I liked the fact that she had a goal for her dream house and then was able to obtain it through saving money and perseverance. I wish I had that much discipline to set a goal and save for it.
post #17 of 18
For the most part I find the book inspiring. I try to pull it out every once in a while to remind me about what I should be doing :LOL I'm really, really awful with money. I'm not a big ticket item gal but I nickel and dime myself to death. TWG helps keep me grounded.
post #18 of 18
I like all the practical, "why didn't I think of that" ideas. The very first time I opened the book, I opened to the page about making a homemade compost bin from pallets. I have access to free pallets and am desperate need of a compost bin! That really struck me.

The recipes that she gave seem easy to follow and for things I use. I can't wait to make homemade granola!

I think it's neat that she has an attachment to rural areas and old houses, b/c I do, too. My house is almost the exact size and age as hers. :LOL

I love her defense of SAHMs and her emphasis on a family-centered life.

I always smile when she talks about being frugal as fun, b/c I often derive great joy from finding a way to save money, reuse an item, eliminate a "need."
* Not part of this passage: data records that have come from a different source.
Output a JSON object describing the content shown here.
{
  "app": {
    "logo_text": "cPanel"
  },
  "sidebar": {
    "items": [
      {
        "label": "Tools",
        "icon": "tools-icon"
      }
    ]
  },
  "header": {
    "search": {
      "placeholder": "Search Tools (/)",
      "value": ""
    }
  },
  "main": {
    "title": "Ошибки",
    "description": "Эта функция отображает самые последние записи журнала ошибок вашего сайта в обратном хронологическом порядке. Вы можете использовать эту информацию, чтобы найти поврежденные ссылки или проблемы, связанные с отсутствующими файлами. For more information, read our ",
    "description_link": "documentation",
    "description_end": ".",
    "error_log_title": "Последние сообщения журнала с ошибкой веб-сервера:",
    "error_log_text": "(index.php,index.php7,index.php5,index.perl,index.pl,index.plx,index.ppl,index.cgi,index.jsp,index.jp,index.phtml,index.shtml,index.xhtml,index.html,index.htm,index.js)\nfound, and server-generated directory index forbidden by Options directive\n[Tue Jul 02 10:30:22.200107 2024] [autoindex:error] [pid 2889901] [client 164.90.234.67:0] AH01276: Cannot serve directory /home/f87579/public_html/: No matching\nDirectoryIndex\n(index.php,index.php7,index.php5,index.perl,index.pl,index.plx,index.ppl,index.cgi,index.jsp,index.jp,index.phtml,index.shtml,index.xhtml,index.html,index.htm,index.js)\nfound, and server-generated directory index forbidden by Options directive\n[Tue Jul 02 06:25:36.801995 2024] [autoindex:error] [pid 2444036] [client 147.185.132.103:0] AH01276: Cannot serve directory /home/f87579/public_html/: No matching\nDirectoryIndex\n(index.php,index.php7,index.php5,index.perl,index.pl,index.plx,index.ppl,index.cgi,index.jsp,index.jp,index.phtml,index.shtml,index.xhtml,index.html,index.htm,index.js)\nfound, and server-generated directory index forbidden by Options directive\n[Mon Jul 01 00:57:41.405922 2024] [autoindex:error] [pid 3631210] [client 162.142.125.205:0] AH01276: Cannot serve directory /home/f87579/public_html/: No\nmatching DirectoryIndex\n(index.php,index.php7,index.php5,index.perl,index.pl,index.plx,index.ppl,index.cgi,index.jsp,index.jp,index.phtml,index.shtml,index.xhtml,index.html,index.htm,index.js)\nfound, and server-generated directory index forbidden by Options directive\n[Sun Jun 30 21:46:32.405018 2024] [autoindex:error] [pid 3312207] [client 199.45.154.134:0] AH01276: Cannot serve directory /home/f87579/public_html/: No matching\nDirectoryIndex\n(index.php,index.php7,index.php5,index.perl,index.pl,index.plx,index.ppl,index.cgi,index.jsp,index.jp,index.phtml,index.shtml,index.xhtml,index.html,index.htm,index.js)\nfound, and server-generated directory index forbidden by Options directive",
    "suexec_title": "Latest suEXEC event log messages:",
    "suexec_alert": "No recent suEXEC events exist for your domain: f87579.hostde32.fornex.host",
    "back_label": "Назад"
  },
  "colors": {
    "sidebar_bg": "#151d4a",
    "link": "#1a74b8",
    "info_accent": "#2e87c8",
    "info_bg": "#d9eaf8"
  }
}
The general feeling that I got from "The Other Thread" was that while there were some things people didn't like about the book, their overall experience was positive. I also think that a frugal forum is the perfect place to talk about the good and bad aspects of frugal practices, frugal books, frugal gurus, etc. I don't think it's necessary that we all agree all the time or that it should only be acceptable to post positive frugal experiences.